Uniswap users fall victim to a USD 8 million NFT phishing attack, while Binance issues a false alarm

By    13 Jul,2022

Users of Uniswap (UNI), the largest decentralized exchange (DEX) functioning on the Ethereum (ETH) blockchain, have reportedly lost over USD 8.1 million in assets as a result of a sophisticated phishing operation. Meanwhile, Binance CEO Changpeng Zhao (CZ) incorrectly claimed that the event was caused by the protocol itself.


According to Metamask security analyst Harry Denley, the phishing effort sought to steal victims’ assets under the guise of a UNI airdrop. He said that a fraudulent token was delivered to at least 73,399 addresses in order to attack their assets.

The phishing campaign is claimed to have been carried out on a big Uniswap V3 liquidity pool by the hacker (LP).
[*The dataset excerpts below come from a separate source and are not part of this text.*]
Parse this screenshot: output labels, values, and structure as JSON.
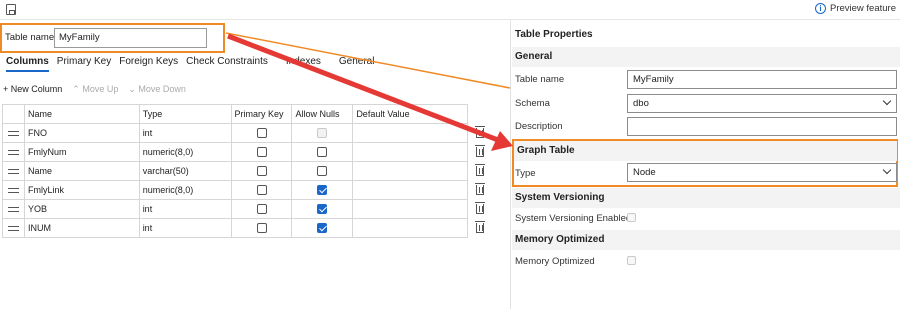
{
  "toolbar": {
    "preview_label": "Preview feature"
  },
  "table_name": {
    "label": "Table name",
    "value": "MyFamily"
  },
  "tabs": [
    {
      "label": "Columns",
      "active": true
    },
    {
      "label": "Primary Key"
    },
    {
      "label": "Foreign Keys"
    },
    {
      "label": "Check Constraints"
    },
    {
      "label": "Indexes"
    },
    {
      "label": "General"
    }
  ],
  "column_tools": {
    "new_column": "+ New Column",
    "move_up": "Move Up",
    "move_down": "Move Down"
  },
  "grid": {
    "headers": [
      "Name",
      "Type",
      "Primary Key",
      "Allow Nulls",
      "Default Value"
    ],
    "rows": [
      {
        "name": "FNO",
        "type": "int",
        "primary_key": false,
        "allow_nulls": false,
        "allow_nulls_disabled": true
      },
      {
        "name": "FmlyNum",
        "type": "numeric(8,0)",
        "primary_key": false,
        "allow_nulls": false
      },
      {
        "name": "Name",
        "type": "varchar(50)",
        "primary_key": false,
        "allow_nulls": false
      },
      {
        "name": "FmlyLink",
        "type": "numeric(8,0)",
        "primary_key": false,
        "allow_nulls": true
      },
      {
        "name": "YOB",
        "type": "int",
        "primary_key": false,
        "allow_nulls": true
      },
      {
        "name": "INUM",
        "type": "int",
        "primary_key": false,
        "allow_nulls": true
      }
    ]
  },
  "properties": {
    "title": "Table Properties",
    "general": {
      "heading": "General",
      "table_name_label": "Table name",
      "table_name_value": "MyFamily",
      "schema_label": "Schema",
      "schema_value": "dbo",
      "description_label": "Description",
      "description_value": ""
    },
    "graph_table": {
      "heading": "Graph Table",
      "type_label": "Type",
      "type_value": "Node"
    },
    "system_versioning": {
      "heading": "System Versioning",
      "enabled_label": "System Versioning Enabled"
    },
    "memory_optimized": {
      "heading": "Memory Optimized",
      "label": "Memory Optimized"
    }
  },
  "colors": {
    "accent": "#1a66c9",
    "highlight": "#f08a24",
    "arrow": "#e53935"
  }
}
They appear to have issued a malicious token to addresses posing as a UNI airdrop in an attempt to convince users to sign the transaction.

“First, the malicious contract pollutes the event data such that block explorers index the “From” as the real “Uniswap V3: Positions NFT” contract,” Denley explained, adding that if a user notices that “Uniswap V3: Positions NFT” sent them a token, they will be inquisitive and will inspect the token.

The token name takes users to a domain that mimics the authentic Uniswap branding. The website then performs a code that attempts to steal the assets of the users.